Rupiah Terendah Sejak Krismon 1998, Bagaimana Nasibnya ke Depan?

JAKARTA – Skor tukar rupiah belakangan ini mengalami pelemahan seiring dengan tekanan pada bursa keuangan. Bank Indonesia ( BI ) mencatatkan pada Hari Jumat (28/2) rupiah ditutup pada Rp16.596 per dolar AS, yang digunakan merupakan rekor terburuk sejak tahun 1998.
Analis mata uang Doo Financial Futures Lukman Leong mengatakan, pelemahan rupiah dikarenakan adanya perasaan khawatir pemodal menghadapi konflik dagang. Presiden Amerika Serikat Donald Trump baru-baru ini menegaskan akan mengenakan tarif impor terhadap Meksiko kemudian Kanada yang digunakan sebelumnya sempat ditunda.
“Dikhawatirkan kedua negara yang disebutkan akan melakukan retaliasi dan juga menyulut peperangan dagang,” kata Lukman, disitir Hari Sabtu (1/3/2025).
Walau dikonfirmasikan Trump bahwa 25% tarif terhadap Kanada lalu Meksiko akan sesuai jadwal, namun menurut Lukman segalanya masih terbuka untuk negosiasi.
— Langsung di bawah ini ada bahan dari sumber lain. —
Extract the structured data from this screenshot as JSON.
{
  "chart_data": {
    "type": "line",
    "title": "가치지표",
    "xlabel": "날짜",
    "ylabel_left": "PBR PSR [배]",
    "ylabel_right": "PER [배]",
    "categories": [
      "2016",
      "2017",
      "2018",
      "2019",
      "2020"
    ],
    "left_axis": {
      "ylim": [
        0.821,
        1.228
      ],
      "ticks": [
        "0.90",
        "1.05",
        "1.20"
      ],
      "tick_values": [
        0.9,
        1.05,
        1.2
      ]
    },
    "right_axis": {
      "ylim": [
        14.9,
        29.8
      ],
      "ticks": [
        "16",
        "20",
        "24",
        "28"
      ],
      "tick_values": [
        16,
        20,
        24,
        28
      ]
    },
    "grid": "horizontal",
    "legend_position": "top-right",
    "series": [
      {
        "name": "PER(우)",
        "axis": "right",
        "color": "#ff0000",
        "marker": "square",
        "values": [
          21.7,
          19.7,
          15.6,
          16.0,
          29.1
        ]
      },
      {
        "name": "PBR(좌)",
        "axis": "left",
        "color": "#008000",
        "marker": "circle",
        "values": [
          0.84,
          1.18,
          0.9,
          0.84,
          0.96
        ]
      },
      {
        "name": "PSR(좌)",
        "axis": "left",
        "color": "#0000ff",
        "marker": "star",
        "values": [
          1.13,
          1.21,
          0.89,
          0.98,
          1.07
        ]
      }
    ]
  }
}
Dengan begitu, tekanan akan menurunkan dan juga perasaan khawatir penanam modal akan terjadinya pertempuran dagang dapat berkurang.
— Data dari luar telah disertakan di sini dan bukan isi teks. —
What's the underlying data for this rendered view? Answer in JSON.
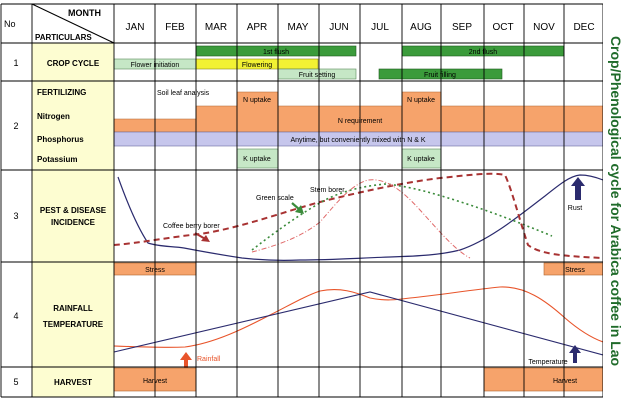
{
  "title": "Crop/Phenological cycle for Arabica coffee in Lao",
  "header": {
    "no": "No",
    "month": "MONTH",
    "particulars": "PARTICULARS"
  },
  "months": [
    "JAN",
    "FEB",
    "MAR",
    "APR",
    "MAY",
    "JUN",
    "JUL",
    "AUG",
    "SEP",
    "OCT",
    "NOV",
    "DEC"
  ],
  "rows": [
    {
      "no": "1",
      "label": "CROP CYCLE"
    },
    {
      "no": "2",
      "label": "FERTILIZING",
      "sublabels": [
        "Nitrogen",
        "Phosphorus",
        "Potassium"
      ]
    },
    {
      "no": "3",
      "label_lines": [
        "PEST & DISEASE",
        "INCIDENCE"
      ]
    },
    {
      "no": "4",
      "label_lines": [
        "RAINFALL",
        "TEMPERATURE"
      ]
    },
    {
      "no": "5",
      "label": "HARVEST"
    }
  ],
  "crop_cycle": {
    "first_flush": "1st flush",
    "second_flush": "2nd flush",
    "flower_initiation": "Flower initiation",
    "flowering": "Flowering",
    "fruit_setting": "Fruit setting",
    "fruit_filling": "Fruit filling"
  },
  "fertilizing": {
    "soil_leaf_analysis": "Soil leaf analysis",
    "n_uptake_1": "N uptake",
    "n_uptake_2": "N uptake",
    "n_requirement": "N requirement",
    "phosphorus_note": "Anytime, but conveniently mixed with N & K",
    "k_uptake_1": "K uptake",
    "k_uptake_2": "K uptake"
  },
  "pest": {
    "coffee_berry_borer": "Coffee berry borer",
    "green_scale": "Green scale",
    "stem_borer": "Stem borer",
    "rust": "Rust",
    "stress_1": "Stress",
    "stress_2": "Stress"
  },
  "weather": {
    "rainfall": "Rainfall",
    "temperature": "Temperature"
  },
  "harvest": {
    "label_1": "Harvest",
    "label_2": "Harvest"
  },
  "colors": {
    "crop_bar": "#3b9b3b",
    "flowering": "#f2f233",
    "light_green": "#c6e7c6",
    "orange": "#f6a36b",
    "lavender": "#c6c6ec",
    "label_yellow": "#fdfdd1",
    "pest_dark": "#2b2b6e",
    "pest_red": "#a83232",
    "pest_green": "#3b8b3b",
    "pest_light_red": "#e06a6a",
    "rain": "#e8542a",
    "temp": "#2b2b6e",
    "title": "#1f6b2a"
  }
}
Sementara itu, Kepala Departemen Komunikasi BI Ramdan Denny Prakoso sebelumnya mengungkap bahwa pada akhir hari Kamis (27/2) rupiah ditutup Rp16.445 per dolar Negeri Paman Sam dengan Yield SBN (Surat Berharga Negara) 10 tahun naik ke 6,88%. Sementara DXY menguat ke level 107,24 lalu Yield UST (US Treasury) Note 10 tahun turun ke 4,260%.
Kondisi ini berlanjut hingga pada pagi hari hari terakhir pekan pada mana rupiah dibuka pada Rp16.520 per dolar Amerika Serikat dengan Yield SBN 10 tahun naik ke 6,93%. Namun, pada pembukaan penutupan, rupiah kebakaran kemudian ditutup ke Rp16.596 per dolar AS, yang menjadi rekor terburuk sejak tahun 1998.
Dalam sepekan, rupiah pada bursa spot sudah terdepresiasi 1,7% lalu mencatatkan koreksi sebesar 1,75% sepanjang Februari 2025. Hal ini mengakibatkan rupiah menjadi mata uang dengan pelemahan terdalam pada Asia pada bulan Februari 2025.
Terkait perkembangan tersebut, Ramdan menyatakan bahwa Bank Indonesia terus menguatkan koordinasi dengan pemerintah dan juga otoritas terkait dan juga mengoptimalkan strategi bauran kebijakan untuk membantu ketahanan eksternal perekonomian Indonesia.